LIS 450: Readings

Responses and reactions to course readings from a first-year graduate student in the School of Library and Information Studies at UW-Madison.

Wednesday, September 20, 2006

Readings for Week 4, Part 1

Kevin Kelly, Scan this book!

Very engaging. I could write a paper on this article, so forgive the long, scattered entry.

I think Kelly is right that leaving books out of the scanning and digitization craze is detrimental to their value as a medium. With no books in the body of information that people go to first (or will go to first) to search, they will likely seem increasingly unimportant. I do wonder, though, if digitizing books wouldn't also promote their decline. I'm wondering how useful a book online is as a unit, in its entirety. It can be searched, yes, and linked to and linked from and all sorts of interesting connections can be made, and it can be discovered where it otherwise wouldn't have been. But none of that involves reading the book as a whole... it merely becomes part of, as Kelly says, "the world's only book." If one did want to read the whole book, I imagine it would still be nicer to find it in paper form. Even if you liked staring at a computer screen, I think the prevalence of hyperlinks (while useful at other times) would be very distracting. It seems to me that electronic text is inherently better for smaller chunks of text-- and what will that mean for the book?

I was struck by how expensive it is to scan a book. An average of $30 here in the U.S.? That's more than many books retail for, and multiply that by the 8 million books at Stanford alone.... I'm assuming the price will come down, but what sort of societal debt do we owe Google (and others) for footing the bill?
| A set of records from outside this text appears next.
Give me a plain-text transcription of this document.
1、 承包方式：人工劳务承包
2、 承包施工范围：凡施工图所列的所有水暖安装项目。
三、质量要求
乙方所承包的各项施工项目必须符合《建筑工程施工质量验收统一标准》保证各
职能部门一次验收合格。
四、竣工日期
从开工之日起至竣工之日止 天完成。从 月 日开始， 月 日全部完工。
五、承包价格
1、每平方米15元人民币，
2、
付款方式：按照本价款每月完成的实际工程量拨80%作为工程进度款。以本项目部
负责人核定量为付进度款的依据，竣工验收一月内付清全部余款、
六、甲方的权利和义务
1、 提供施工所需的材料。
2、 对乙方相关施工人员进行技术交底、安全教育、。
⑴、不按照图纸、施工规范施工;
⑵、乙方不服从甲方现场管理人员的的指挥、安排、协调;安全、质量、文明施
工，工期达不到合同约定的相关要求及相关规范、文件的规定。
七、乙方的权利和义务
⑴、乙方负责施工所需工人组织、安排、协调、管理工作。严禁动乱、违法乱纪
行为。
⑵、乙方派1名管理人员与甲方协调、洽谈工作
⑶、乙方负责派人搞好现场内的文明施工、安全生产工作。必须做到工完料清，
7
What are the implications of having this work done privately?

Kelly claims that the "underbooked" will be the ones best served by digital libraries, but I think he unintentially pokes a hole in his own argument by naming "elderly people in Peru" as one of the groups who will be helped. The "underbooked" are sadly also those with less access to electronic resources. The elderly, those lower on the economic ladder, and those in developing countries are all likely to be left out of at least the initial glories of digital libraries.

I also have some quibbles about what all we're including in our universal library. Kelly suggests it should include "a copy of every painting, photograph, film and piece of music produced by all artists." Note the "artists" part. I agree it's probably a necessary restriction. Why, then, are we including (in his words) a copy of all Web pages (including dead ones) and the "tens of millions of blog posts now gone"? Just curious.

Another thought that staggers me is the degree of inaccuracy possible when all of the hyperlinking and weaving is done by laypeople. The Internet is full of mis-linked information, or links to dead pages, or broken links. It's surprising (and heartening) to me what degree of accuracy things like Wikipedia manage to achieve, but it still concerns me that our global library could potentially be very untrustworthy. Imagining a reliable monitoring system, though, is more than a bit overwhelming.

People enter a search term into Google instead of a more powerful, specific database because it's fast and it's easy and the results are generally good enough (if not the best). In the same way, if and when the "universal library" is up and running, even if it's only as reliable as Wikipedia or a Google search, I think it'll be the research tool of choice for most (including myself). It seems to me that we might want to put more conscious thought into how we proceed, but that's a huge information ecology to try to have a say in.